Connexion entre Cartels de Drogue Sud-Américain et Groupes Armés Terroristes en Afrique de l’Ouest

Depuis des années, plusieurs rapports indiquent qu’ils existent une connexion entre les cartels sud-américains et les groupes armés terroristes au Sahel pour trafic de cocaïne.

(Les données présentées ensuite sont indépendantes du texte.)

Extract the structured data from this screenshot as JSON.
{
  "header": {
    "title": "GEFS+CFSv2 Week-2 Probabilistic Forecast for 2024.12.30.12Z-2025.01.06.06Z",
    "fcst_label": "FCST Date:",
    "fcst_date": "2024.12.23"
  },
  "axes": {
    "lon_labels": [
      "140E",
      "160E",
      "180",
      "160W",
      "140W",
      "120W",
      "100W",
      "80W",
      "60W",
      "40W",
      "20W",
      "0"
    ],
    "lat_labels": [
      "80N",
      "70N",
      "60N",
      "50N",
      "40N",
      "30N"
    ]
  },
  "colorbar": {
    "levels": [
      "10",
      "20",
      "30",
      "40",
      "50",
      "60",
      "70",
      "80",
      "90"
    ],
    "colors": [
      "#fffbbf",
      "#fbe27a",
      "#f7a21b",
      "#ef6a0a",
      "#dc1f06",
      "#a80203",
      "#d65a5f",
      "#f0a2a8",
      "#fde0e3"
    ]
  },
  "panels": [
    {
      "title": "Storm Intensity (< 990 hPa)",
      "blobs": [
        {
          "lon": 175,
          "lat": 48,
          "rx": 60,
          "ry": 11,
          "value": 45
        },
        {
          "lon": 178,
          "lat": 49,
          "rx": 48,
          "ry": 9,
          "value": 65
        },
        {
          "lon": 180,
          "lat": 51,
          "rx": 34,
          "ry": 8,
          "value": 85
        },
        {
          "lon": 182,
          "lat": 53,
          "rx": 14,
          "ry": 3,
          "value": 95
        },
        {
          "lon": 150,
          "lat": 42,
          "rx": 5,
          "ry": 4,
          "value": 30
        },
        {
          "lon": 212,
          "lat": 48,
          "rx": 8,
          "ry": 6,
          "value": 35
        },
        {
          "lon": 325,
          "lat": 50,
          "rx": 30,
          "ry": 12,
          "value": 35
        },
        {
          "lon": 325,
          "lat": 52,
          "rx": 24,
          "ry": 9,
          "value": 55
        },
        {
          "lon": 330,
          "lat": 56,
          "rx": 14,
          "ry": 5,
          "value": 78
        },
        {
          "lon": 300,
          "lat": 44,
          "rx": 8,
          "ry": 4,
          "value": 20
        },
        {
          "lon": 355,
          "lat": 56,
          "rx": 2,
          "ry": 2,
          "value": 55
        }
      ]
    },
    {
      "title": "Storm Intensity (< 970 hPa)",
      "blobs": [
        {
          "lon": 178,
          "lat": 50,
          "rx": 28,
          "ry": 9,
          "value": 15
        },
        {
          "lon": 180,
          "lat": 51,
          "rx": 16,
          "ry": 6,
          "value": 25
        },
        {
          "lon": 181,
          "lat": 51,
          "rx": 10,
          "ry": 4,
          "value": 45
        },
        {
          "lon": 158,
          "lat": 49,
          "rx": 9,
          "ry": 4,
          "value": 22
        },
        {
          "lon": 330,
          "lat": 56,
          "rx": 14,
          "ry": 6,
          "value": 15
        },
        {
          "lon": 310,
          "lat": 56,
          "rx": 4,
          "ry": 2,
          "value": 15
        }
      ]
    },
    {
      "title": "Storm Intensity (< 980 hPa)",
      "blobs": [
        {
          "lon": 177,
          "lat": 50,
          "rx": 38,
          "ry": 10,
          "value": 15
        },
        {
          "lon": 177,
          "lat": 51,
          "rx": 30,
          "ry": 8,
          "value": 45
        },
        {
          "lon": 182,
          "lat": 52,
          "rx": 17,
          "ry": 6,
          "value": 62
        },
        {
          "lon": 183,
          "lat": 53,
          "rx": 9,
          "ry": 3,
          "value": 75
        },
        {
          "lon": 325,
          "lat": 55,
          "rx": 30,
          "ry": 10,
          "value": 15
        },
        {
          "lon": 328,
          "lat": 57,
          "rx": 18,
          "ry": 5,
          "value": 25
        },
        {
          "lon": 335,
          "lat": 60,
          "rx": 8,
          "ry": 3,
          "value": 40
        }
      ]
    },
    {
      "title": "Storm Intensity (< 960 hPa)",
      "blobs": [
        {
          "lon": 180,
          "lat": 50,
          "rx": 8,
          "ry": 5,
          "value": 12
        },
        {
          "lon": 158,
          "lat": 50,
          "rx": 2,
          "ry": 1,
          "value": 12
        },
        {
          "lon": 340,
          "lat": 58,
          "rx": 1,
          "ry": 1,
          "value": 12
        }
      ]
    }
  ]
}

En parcourant plusieurs rapports, les flux de cocaïne ont été multipliés par six depuis 2024. Il faut noter qu’il existerait des cartels mexicains qui se sont implantés en Afrique. Parmi les cartels mexicains installés en Afrique, nous pouvons citer : SINALOA et CJNG. Ces cartels mexicains ont des laboratoires de méthamphétamine implantés en Afrique. Ils ont déplacé leur production dans le continent. Dans certains pays africains, des opérations anti-drogue ont permis de démanteler leurs installations. Les cartels mexicains se sont implantés en Afrique pour échapper à la surveillance des Etats Unis et du Mexique. L’Afrique compte un grand marché de consommation de drogue où la jeunesse est en train d’y plonger. En mai 2026, les autorités nigérianes ont annoncé avoir arrêté trois ressortissants mexicains et six autres personnes dans un laboratoire de méthamphétamine d’échelle industrielle dans la forêt d’Abidagba, État d’Ogun.

Dans la géographie du narcotrafic en Afrique de l’Ouest, il y a des Etats qui ont montré leur faiblesse contre le trafic illicite. La Guinée Bissau est considérée par plusieurs analystes comme étant, le premier point d’entrée de cocaïne en Afrique de l’Ouest à cause de la faiblesse de l’Etat, des institutions corrompues, pas de surveillance accrue au niveau des ports. Selon les estimations de la Global Initiative Against Transnational Organized Crime, deux à trois tonnes de cocaïne transitent chaque mois par la Guinée-Bissau vers l’Europe. La valeur de ces quantités est énorme : alors que les prix au kilo sont relativement bas en Afrique de l’Ouest, ils peuvent atteindre jusqu’à 70 000 euros par kilo à Berlin, Paris ou Londres. Les drogues acheminées via la Guinée-Bissau ont ainsi une valeur de 140 à 210 millions d’euros par mois sur le marché européen, une somme qui dépasse le budget annuel total du pays, lit-on dans l’article de DW du 05 décembre 2025.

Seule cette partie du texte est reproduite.